— Я?.. — наемница будто очнулась от сна — а может, и в самом деле успела задремать на ходу. Как лошадь. — Из этих мест, — ответила она неопределенно, кивнув куда-то в сторону. — Я возвращаюсь домой. А ты, Кела?
— А я ушла из дома, — гордо заявила менестрелька.
Наемница с недоверием скосила глаза.
— И давно?
— Что давно?
— Из дома давно ушла?
Менестрелька позагибала пальцы на руках, шевеля губами, а потом ответила:
— Четыре недели назад.
Кира с шумом выдохнула.
— Это плохо.
— Почему?
— Это значит, что ты живешь где-то далеко отсюда. Ты не сможешь быстро вернуться домой.
— Но я не хочу возвращаться домой! — возмутилась Кела. — Я свой выбор уже сделала, и не смей меня отговаривать!
Наемница остановилась, менестрелька остановилась тоже. Кела уперлась кулаками в бока; одной рукой, правда, приходилось держать лютню, это было неудобно, но оно того стоило. В темноте глаза наемницы блеснули сухо и ясно.

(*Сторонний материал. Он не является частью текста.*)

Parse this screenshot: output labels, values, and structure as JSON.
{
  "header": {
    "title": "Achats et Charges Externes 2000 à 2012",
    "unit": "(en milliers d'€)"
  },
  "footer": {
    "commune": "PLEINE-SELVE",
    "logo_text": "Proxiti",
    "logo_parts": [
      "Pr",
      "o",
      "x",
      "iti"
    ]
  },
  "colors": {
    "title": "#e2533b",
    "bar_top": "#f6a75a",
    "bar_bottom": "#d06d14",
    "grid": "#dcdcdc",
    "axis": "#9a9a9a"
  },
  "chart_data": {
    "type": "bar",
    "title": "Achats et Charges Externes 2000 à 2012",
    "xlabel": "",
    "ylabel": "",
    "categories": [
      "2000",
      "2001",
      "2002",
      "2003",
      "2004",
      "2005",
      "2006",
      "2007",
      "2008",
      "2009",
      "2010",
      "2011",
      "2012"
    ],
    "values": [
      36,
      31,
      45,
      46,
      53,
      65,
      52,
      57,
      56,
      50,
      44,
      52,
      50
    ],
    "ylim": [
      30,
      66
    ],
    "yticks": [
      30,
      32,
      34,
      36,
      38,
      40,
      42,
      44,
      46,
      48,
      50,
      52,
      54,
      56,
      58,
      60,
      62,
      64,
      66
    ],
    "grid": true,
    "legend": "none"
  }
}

— Это лучшее, что ты можешь сделать, поверь мне. Но вообще-то я не собираюсь тебя уговаривать. Какая разница, куда идти, правда? Можно и в ту сторону. Пошли…
Она повернулась и сделала несколько шагов вперед. Потом остановилась, обернулась, посмотрела на менестрельку, не двинувшуюся с места. Кела смотрела себе под ноги, в темную пыль дороги.
— Знаешь, я могу тебя проводить, — миролюбиво и как-то устало сказала Кира. — Я не настаиваю, просто предлагаю…
Кела вдруг высоко вскинула голову и с какой-то злой бодростью зашагала вперед.
— Нет у меня родителей. И дома собственного тоже нет. А туда, где я жила, я не вернусь, хотя это и не правильно.
Обогнав наемницу, она пошла вперед одна. Кира пошла следом. Вскоре порыв Келы иссяк, и она зашагала медленнее. Кира сделала усилие и догнала девушку. Теперь они снова шли рядом.
Стрекотали цикады, из ближайшей лощины доносились трели соревнующихся соловьев. Воздух, прогретый за день, остывал. С луга тянуло сыростью.
— Тут где-то озеро, — вслух подумала Кела.
— Зачем тебе озеро?
— Помыться хочу. Воняет же, как от помойной ямы.
— С ума сошла? — Беззлобно отругала ее наемница. — Ночи холодные. Одежда не высохнет. Ты простудишься, заболеешь и умрешь. Ты этого хочешь?
Менестрелька повернулась и посмотрела на спутницу расширившимися вдруг глазами.
— Иногда, — призналась она. Но, отвернувшись, бодро добавила: — Все высохнет, мы костер разведем. Найдем каких-нибудь дровишек и разведем.
— Ты умеешь?
— Ну… так, средне. Ты же умеешь?
— Допустим. А дрова искать как ты будешь?
Менестрелька снова остановилась и в упор посмотрела на наемницу.
— Ты зануда.
Та только покачала головой и опять пошла вперед.
— Я просто не четыре недели по дорогам брожу.
— А сколько? — догнала ее менестрелька.
— Два года.
— Ух ты… Наверное, ты здорово дерешься!
Кира покачала головой — нет, мол. И, кажется, заметно погрустнела.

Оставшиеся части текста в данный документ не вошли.